Being the Chief of Police for a small community like Elsberry is nothing like the shows many residents may see on T.V. They don’t have a team of former CIA agents tracking down national terrorists. They don’t have special gadgets that can reconstruct a person’s entire face from a small bone fragment. In fact, for small town officers, old school policing with old technology and good old fashion investigating is a way of life.
“I, like many small town chiefs, wear many hats,” said Elsberry Police Chief Robert Bodley. “We don’t have one person who does this or another person who does that. We don’t have a lot of things that trust me, would be a wonderful thing to have.”
According to Bodley, the most important part of working for a small town law enforcement agency is being able to work as a team with in the community and for the community.

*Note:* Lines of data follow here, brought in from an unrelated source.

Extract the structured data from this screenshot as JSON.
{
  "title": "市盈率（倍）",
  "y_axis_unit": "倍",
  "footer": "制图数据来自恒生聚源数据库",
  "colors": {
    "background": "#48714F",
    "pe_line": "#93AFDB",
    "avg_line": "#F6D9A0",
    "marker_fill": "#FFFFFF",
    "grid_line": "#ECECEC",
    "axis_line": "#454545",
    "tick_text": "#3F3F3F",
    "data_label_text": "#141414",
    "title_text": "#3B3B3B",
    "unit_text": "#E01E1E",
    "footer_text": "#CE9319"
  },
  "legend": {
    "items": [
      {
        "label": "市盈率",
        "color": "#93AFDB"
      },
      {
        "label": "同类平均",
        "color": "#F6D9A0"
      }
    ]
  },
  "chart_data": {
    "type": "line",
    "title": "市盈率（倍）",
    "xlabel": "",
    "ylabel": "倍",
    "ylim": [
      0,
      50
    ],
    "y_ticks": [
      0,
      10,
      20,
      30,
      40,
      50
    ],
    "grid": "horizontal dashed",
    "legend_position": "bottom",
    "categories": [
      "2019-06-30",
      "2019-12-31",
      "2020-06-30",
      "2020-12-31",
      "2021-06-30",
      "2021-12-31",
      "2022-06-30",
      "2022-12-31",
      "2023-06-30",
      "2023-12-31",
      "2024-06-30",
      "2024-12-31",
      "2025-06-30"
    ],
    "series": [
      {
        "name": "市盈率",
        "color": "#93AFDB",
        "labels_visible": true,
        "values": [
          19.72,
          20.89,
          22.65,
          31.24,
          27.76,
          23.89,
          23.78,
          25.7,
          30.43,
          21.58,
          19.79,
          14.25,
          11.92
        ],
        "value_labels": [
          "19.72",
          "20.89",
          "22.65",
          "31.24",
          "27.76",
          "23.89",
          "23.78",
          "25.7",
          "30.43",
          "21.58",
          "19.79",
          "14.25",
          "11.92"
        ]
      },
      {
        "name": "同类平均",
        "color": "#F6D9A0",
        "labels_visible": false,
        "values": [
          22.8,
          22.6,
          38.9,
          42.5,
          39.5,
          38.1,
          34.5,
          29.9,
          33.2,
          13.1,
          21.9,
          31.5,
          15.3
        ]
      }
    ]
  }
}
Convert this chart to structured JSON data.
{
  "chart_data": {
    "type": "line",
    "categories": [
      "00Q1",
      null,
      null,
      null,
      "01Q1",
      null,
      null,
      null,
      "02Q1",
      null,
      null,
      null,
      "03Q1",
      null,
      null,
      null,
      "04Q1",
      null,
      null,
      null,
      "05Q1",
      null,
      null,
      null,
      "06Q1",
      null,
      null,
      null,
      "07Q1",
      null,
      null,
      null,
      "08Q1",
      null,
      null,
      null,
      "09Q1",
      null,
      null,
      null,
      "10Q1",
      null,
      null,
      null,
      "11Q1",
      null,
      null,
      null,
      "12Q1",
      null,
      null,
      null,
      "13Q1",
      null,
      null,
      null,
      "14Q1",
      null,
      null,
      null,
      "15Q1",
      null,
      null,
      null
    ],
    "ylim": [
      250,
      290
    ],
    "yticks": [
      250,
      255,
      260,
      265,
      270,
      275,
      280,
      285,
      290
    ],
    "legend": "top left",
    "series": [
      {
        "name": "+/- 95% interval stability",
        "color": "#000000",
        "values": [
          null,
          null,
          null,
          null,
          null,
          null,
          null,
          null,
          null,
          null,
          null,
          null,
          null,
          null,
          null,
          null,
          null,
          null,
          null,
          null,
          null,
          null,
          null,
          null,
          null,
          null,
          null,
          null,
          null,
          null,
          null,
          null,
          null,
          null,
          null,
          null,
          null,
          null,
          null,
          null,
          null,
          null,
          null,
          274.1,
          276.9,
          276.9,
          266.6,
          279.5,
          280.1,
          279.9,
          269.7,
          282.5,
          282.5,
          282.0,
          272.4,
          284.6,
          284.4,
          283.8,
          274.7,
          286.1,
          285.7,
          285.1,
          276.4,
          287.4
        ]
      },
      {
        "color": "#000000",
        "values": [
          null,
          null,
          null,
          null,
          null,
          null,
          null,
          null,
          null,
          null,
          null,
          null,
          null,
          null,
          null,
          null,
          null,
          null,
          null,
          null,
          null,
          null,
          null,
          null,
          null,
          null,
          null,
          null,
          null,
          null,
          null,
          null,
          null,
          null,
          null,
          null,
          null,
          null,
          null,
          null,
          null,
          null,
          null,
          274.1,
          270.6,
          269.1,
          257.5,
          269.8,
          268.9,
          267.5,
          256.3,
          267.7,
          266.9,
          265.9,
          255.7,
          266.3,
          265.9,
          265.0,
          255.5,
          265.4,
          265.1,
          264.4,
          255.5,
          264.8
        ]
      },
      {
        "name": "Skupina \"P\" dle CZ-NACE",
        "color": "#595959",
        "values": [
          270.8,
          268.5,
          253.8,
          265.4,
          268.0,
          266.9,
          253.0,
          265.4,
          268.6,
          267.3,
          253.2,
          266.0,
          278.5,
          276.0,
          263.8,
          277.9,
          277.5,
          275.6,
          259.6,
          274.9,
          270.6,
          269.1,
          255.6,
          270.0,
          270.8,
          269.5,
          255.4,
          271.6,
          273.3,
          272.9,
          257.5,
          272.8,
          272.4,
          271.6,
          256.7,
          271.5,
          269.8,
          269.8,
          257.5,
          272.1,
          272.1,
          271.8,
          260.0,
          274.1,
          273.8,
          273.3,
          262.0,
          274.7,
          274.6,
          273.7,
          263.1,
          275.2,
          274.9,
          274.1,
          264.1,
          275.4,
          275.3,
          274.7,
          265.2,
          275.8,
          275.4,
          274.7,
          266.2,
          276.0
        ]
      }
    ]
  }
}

“I think the biggest difference between being a small town chief and a larger municipality is we half to do everything,” said Bodley. “Not only do I have to do the duties of a police chief, such as paper work for the federal government, to the state and supervise, I also have to do the work of a records clerk, which includes getting reports to the insurance companies, to the Department of Revenue and the Highway Patrol.”
Bodley went on to say he also has the responsibilities of an evidence technician by keeping track of the evidence and making sure it’s logged, cataloged and put away. Even further, Bodley explained he also has the responsibilities of a patrol officer in doing routine patrol and traffic stops.